Buongiorno. Mi spiace disturbarla ancora, ma vorrei avere il suo parere (solo a livello teorico si intende) su cosa potrei avere in base ai sintomi. So di per certo che ho questa variabilità di feci, spesso sono marroncine, con cibo non digerito, e poco formate. Qualche rara volta sono normalissime, marroni e solide. Qualche volta sono di mista consistenza, mentre poche volte sono simil liquide. Mi sono capitati di per certo eventi di diarrea vera con dolori (pochissimi comunque), e in due accasioni con tracce di sangue, ma questo in 2 anni circa.
Una volte ho emesso feci durette e quindi dolorose all'uscita con piccole striature di sangue (1 sola volta).
Mi è capitato di trovare sangue diverso tempo fa (prima di avere questo problema) una o due vole, ma separato dalle feci. A volte trovo muco al loro interno, altre volte sono lucide, comunque tutto caratterizzato da assenza di dolore al ventre.
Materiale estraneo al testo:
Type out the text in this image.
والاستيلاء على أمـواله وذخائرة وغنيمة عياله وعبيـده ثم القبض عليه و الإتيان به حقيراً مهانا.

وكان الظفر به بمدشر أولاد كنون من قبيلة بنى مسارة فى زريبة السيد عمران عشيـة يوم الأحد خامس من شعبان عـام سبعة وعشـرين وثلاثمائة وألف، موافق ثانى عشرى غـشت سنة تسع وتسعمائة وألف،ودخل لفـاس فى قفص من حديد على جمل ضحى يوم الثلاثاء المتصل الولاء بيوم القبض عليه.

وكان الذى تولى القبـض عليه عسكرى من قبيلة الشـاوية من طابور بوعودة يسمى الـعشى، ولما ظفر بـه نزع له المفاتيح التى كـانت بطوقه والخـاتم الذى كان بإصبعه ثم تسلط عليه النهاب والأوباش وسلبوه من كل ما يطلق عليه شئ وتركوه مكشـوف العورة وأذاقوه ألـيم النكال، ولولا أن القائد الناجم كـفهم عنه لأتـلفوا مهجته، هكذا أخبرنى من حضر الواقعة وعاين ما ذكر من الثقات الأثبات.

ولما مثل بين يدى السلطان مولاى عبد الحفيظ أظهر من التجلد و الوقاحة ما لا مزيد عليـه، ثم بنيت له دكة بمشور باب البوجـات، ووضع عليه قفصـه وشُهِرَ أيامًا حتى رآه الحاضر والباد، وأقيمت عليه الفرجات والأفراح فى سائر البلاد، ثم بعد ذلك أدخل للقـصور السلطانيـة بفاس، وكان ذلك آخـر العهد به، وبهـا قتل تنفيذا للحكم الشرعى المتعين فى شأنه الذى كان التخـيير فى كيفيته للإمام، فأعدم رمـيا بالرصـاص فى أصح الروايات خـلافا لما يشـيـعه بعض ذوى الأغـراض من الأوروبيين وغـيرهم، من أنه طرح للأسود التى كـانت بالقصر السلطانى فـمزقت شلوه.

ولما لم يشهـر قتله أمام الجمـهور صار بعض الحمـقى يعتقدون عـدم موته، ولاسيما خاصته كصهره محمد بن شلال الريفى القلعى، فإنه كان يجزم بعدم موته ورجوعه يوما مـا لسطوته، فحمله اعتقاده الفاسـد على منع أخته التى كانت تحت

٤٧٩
Sono invece in modo alterno acide, il che vuol dire che al passaggio mi bruciano la parte finale dell'ano (da qui dermatite esterna). L'odore delle feci è differente dal solito, ma non saprei definire che odore è, mentre la presenza di aria è notevole. Le falutolenze a volte sono acide e a volte no, ma praticamente mai puzzolenti. Al momento ho il terrore di avere una RCU/Crohn e, anche se lei mi insegna che sospetto non è certezza, sono parecchio preoccupato e questo mi impedisce di vivere serenamente. So che non è possibile per lei fare una diagnosi senza prove certe, le chiedo solo un parere perchè più che dell'infiammazione ho paura della possibile degenerazione in tumore.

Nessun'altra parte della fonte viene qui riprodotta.